Text: Pablo San Nicasio Ramos
Dance: Guadalupe Torres and Marco Flores. Cante: Ismael de la Rosa and Juan José Amador. Guitar: Víctor Tomate and Claudio Villanueva. Percussion: Kike Terró
Unexplored corners of flamenco
The work “De los Rincones” came with a good reputation after having received prizes in several choreographic contests. That, and the wonderful group Guadalupe Torres brought along with her to lay out her concept of flamenco dance. Everything was working in the right direction for having a good time with the art of flamenco.
With a full house at the cozy Teatro Pradillo there was good reason to see and hear the hour and twenty minutes the show lasted.
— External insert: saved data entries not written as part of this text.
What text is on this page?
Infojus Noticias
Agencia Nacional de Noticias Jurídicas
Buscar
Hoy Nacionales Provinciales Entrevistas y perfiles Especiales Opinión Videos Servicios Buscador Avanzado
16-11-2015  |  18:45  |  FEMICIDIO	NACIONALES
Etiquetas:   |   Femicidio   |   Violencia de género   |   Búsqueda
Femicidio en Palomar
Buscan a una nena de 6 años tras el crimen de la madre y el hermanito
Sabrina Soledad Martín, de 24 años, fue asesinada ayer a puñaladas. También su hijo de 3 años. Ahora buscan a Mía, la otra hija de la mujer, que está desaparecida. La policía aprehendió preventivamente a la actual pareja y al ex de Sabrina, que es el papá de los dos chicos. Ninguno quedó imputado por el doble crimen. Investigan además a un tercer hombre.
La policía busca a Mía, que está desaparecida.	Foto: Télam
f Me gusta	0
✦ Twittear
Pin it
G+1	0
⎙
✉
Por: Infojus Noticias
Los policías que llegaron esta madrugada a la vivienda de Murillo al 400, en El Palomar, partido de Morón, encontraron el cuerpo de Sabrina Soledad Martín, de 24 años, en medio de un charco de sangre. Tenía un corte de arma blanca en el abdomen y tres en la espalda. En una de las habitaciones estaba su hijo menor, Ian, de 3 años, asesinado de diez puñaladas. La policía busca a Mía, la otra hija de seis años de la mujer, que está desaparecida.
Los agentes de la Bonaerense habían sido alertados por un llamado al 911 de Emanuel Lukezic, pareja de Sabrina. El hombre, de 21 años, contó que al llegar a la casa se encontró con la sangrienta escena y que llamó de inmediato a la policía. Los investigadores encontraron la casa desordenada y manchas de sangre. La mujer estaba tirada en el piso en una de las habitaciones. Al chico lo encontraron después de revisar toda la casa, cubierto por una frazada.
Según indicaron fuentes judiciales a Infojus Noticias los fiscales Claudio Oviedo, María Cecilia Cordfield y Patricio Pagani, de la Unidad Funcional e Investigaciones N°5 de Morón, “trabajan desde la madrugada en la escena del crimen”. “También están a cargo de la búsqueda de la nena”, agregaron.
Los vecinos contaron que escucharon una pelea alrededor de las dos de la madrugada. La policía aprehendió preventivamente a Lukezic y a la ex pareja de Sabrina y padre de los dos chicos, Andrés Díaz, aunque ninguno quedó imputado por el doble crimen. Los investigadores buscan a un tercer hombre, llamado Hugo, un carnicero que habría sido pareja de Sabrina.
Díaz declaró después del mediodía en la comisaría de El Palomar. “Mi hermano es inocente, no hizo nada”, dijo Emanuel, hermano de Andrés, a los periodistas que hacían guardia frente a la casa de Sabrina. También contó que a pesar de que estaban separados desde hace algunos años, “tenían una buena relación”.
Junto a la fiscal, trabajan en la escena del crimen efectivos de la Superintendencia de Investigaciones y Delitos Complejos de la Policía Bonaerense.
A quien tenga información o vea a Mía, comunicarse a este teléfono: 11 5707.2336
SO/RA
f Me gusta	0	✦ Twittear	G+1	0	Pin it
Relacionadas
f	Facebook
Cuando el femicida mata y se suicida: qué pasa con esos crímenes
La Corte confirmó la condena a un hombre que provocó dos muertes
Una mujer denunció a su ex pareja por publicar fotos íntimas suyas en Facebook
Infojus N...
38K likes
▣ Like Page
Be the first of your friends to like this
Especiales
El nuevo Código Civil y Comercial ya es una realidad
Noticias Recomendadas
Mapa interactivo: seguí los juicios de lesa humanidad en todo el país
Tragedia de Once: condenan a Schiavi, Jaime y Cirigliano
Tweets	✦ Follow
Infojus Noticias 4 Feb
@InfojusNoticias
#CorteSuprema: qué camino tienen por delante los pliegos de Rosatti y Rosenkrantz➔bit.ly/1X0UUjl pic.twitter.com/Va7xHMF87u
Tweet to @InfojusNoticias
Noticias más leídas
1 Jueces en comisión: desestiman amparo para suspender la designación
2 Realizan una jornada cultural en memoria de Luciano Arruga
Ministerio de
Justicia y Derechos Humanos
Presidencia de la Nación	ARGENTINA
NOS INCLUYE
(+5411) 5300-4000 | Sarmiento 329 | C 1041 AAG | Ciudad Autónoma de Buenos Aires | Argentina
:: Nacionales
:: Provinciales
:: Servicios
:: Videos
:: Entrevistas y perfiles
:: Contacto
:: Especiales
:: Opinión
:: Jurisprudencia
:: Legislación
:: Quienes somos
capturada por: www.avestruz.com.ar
With some ups and downs, the overall direction was upwards, and given the limited resources available, the performers, production crew and diehard followers can well feel satisfied with the results.
In “De los Rincones”, young dancer Guadalupe Torres brings seven flamenco vignettes based on the premise of completely orthodox dancing with the greatest respect for the tradition of cante for dance. Seven scenes full of feeling, beginning with “Romance de la Monja” interpreted by Guadalupe with the moving background of the time-worn voice of the legendary Rafael “El Negro”. With hardly a break, serranas becomes the basis for the dance of Marcos Flores, a good friend and colleague of Guadalupe’s. A guest artist who continues to grow and whose name will be written in caps in the history of flamenco dance, no doubt about it.
It’s important to underline the wisdom of choosing the style of serranas for this moment. A difficult and very flamenco cante, seldom heard these days, a flamenco delicacy.
“Calma” is the moment the intensity is really cranked up in a show which is a triple-force effort. On the one hand, the guitarists who engage in an important technical discourse. On another level, the singers who constantly challenge one another and exhibit their technical prowess, especially the dance couple who never cease to communicate in their virtuosity.
The taranto that paves the way for various styles of tangos, is the taking-off point, as we said, for an idea that can now show it’s best face.
A very emotional choreography of abandolaos from the extraordinary Marcos Flores, is followed by another, a no less moving soleá with mantón by Guadalupe. With the interlude “Tres Morillas”, the voice of Ismael de la Rosa shines more than at any other moment.
And the zorongo. Once again we return to the hidden treasures of flamenco. A high point of the show with styles such as this which, in the era of bulerías and tanguitos, have a powerful degree of richness. But in the desire not to exploit them, they become all the more exotic and luminous when they are rediscovered.
Very good level in the dance couple who managed to make this number something more than just another dance.
Minera and cantiñas end with the voice of Niño de Marchena who recited “Romance a Córdoba” with the shadows of Guadalupe carrying the rhythm.
A well-rounded work that squeezes out the best of seven interpreters, and spends maximum energy without moving away from tradition. Because serrana, jabera and zorongo couldn’t be more traditional.
Nearly hidden corners of flamenco that must never be forgotten. And there they are, for anyone wishing to use them.